Fast for Decades: Ron Lund

60, Basalt, Colo.

“You have to listen to your body. With racing and training I’ve always focused on quality over quantity, and take at least five to seven days off from running after a marathon.”

It took four attempts for Ron Lund to finish his first marathon. He initially gave it a go in seventh grade, and toed the marathon line twice in eighth grade before finally crossing the line in 3:55—at the age of 14. He credits his first season of high school cross country —he ran both cross country and track and field throughout high school—for building the endurance he needed to cover 26.2 miles. Now that he’s a high school coach, the 40-time marathoner says he wouldn’t recommend that plan for his students, although he has trained some kids to run half marathons.

“I didn’t know what a marathon was until my brother ran one,” says Lund, 60, who works for a property management company and trains early in the morning. “I went to watch him and it was so exciting. I had three older brothers. They all ran, so I ran too.”

In addition to recalling info and stats from all of his races as well as those of the students he coaches, Lund’s lifelong passion for the sport includes lowering his marathon PR to 2:34, coaching high school students, race directing and running with his wife and three daughters—one of whom is professional runner Megan Lund-Lizotte.

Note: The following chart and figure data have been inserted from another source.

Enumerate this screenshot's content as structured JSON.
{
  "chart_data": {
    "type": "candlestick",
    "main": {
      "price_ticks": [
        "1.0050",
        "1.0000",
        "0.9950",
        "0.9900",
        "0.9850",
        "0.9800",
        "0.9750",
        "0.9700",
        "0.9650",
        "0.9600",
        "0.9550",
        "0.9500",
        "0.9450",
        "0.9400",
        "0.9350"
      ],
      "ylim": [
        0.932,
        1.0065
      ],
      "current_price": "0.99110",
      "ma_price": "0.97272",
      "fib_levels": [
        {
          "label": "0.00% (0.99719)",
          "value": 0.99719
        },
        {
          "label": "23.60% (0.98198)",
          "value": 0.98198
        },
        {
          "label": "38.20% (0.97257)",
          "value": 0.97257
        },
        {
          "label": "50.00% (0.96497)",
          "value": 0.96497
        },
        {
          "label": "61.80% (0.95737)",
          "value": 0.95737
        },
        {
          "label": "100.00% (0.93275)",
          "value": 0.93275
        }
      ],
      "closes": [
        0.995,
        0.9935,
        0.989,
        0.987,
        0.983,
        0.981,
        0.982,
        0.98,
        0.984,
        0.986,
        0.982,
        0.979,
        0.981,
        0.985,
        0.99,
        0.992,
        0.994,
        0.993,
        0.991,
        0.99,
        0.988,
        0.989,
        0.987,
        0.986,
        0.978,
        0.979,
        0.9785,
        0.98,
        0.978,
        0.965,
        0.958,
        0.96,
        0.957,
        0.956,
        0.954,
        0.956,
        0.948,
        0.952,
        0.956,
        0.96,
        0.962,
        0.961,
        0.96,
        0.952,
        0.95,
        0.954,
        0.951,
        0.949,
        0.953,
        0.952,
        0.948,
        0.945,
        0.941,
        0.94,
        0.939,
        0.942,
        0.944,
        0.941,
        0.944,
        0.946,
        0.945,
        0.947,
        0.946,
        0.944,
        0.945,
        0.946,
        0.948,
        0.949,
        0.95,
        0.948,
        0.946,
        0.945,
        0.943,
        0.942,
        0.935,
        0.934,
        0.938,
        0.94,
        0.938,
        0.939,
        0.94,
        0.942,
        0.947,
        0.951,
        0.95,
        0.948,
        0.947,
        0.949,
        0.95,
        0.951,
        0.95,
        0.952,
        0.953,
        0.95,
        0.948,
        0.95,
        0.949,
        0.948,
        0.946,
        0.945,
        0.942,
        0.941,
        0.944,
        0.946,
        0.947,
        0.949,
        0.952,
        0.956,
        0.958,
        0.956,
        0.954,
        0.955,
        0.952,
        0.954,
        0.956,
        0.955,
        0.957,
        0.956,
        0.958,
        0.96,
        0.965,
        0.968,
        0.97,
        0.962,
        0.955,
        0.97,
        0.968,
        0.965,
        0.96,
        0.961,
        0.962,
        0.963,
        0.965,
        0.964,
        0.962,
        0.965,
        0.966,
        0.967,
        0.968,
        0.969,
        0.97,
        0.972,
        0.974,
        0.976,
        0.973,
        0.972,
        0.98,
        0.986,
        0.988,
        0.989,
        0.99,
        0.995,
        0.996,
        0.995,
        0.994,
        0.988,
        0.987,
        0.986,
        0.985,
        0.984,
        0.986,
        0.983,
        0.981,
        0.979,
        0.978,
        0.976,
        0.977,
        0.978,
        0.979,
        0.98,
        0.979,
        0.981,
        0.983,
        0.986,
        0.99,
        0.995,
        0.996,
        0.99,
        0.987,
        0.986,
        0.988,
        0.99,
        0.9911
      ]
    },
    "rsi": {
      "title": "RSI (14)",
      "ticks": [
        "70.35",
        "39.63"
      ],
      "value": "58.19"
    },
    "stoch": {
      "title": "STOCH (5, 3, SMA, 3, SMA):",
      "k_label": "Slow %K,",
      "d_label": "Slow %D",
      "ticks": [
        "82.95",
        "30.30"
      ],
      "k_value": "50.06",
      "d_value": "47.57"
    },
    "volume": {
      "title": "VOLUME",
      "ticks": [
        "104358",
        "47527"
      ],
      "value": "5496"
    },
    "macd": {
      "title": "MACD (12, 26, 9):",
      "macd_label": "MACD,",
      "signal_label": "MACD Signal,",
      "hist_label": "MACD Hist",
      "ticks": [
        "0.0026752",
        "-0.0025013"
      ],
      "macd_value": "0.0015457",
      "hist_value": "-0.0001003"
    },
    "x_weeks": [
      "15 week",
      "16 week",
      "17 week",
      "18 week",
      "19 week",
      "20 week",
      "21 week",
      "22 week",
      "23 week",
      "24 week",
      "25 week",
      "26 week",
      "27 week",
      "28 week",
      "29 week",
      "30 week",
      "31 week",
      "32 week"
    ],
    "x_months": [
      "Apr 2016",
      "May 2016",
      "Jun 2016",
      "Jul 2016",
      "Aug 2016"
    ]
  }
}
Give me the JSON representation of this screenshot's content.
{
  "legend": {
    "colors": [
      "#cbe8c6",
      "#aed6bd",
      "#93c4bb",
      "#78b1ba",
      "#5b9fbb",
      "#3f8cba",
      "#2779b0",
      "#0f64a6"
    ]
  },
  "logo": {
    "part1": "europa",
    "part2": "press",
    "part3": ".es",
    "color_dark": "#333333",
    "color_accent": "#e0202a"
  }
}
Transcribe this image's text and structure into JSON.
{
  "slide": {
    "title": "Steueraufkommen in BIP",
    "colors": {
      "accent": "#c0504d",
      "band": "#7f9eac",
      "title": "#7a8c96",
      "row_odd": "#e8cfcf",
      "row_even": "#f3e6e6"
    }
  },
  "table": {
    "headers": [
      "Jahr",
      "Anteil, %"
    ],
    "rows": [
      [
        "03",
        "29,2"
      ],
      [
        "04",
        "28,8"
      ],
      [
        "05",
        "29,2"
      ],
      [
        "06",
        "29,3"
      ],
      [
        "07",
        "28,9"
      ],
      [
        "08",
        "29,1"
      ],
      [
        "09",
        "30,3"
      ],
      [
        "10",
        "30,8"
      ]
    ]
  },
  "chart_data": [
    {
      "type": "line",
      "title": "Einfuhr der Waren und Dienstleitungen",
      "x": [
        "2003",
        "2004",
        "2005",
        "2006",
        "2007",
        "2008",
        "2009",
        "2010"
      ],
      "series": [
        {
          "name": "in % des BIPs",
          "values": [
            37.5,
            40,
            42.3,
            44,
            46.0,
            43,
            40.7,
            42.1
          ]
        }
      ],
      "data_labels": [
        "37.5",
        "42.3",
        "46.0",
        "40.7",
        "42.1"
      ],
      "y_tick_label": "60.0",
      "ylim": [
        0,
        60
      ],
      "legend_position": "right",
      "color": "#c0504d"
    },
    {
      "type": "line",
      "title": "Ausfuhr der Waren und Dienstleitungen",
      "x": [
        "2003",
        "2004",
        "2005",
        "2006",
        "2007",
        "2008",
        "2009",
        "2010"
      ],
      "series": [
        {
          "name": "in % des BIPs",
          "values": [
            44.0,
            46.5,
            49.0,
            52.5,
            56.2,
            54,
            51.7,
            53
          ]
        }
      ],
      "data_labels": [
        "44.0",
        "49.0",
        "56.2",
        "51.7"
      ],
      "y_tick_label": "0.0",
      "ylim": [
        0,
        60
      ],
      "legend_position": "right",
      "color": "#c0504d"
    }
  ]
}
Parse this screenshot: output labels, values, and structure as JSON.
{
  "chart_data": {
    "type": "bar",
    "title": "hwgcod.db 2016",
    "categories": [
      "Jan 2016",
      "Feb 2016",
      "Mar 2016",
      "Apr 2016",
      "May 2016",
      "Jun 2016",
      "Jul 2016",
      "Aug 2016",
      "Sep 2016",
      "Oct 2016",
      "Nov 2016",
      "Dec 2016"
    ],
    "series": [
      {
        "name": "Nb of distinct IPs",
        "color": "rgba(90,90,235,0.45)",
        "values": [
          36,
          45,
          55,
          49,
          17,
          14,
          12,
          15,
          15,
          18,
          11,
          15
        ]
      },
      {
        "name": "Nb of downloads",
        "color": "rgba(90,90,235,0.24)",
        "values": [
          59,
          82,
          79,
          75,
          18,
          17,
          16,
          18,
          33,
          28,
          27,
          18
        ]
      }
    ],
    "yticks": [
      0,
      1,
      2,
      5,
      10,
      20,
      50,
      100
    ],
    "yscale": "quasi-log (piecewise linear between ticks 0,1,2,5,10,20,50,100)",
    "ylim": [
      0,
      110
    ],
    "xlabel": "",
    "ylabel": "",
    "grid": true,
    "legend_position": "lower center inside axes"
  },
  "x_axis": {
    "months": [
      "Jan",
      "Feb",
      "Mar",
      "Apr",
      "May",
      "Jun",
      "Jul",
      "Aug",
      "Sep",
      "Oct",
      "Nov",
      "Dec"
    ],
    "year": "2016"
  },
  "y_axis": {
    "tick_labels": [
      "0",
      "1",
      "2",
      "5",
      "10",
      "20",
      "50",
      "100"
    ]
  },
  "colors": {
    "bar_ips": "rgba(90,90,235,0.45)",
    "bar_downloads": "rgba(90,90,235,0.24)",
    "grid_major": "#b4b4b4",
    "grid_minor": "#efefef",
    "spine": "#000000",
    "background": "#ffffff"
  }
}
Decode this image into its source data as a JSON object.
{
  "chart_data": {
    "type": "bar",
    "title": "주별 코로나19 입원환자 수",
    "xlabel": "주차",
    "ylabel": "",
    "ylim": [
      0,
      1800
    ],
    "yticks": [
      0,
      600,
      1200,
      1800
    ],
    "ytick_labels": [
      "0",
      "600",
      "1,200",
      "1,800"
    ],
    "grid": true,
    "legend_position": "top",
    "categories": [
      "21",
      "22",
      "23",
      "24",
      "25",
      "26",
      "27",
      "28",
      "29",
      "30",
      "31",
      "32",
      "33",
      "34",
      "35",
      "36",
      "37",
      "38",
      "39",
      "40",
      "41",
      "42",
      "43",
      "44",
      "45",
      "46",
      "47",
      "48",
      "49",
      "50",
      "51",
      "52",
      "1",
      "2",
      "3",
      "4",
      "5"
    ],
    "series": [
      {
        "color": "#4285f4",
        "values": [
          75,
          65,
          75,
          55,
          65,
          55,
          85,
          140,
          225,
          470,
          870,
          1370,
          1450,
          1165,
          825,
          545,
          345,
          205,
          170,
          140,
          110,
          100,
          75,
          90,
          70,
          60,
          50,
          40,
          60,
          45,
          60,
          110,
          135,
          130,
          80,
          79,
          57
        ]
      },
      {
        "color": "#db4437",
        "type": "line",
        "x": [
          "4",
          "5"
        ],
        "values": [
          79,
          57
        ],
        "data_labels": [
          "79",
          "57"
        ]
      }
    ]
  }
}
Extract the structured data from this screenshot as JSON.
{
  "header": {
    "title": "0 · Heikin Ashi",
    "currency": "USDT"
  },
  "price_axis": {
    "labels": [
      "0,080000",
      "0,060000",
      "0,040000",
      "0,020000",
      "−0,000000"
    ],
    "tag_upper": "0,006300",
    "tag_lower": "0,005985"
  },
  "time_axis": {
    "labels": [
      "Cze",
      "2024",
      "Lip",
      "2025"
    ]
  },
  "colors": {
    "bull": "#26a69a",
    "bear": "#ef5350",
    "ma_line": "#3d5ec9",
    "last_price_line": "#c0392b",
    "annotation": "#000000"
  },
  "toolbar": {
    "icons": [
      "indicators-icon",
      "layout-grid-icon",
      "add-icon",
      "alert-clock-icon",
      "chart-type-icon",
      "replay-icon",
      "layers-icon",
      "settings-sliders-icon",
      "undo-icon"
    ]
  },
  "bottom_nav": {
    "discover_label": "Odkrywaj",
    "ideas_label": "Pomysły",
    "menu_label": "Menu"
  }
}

Lund’s drive and hard work earned him entry into a rare group of runners who have run at least one sub-3-hour marathon every decade for five decades. Lund is number 38 on the 5DSUB3 list (which also includes Joan Benoit Samuelson). After four failed attempts, he ran his qualifying Club effort, a 2:59:15, at the May 2016 REVEL Mt Charleston Marathon in Nevada at the age of 59. Appropriately, Lund first heard about the club from one of his brothers.

Road marathons continue to be Lund’s favorite event, his most recent being the 2017 Boston Marathon that he ran with his daughter Megan.

“Running never gets old, and I don’t lack for finding goals,” Lund says. “Seeing the kids I coach improve and appreciate their improvement always inspires me.”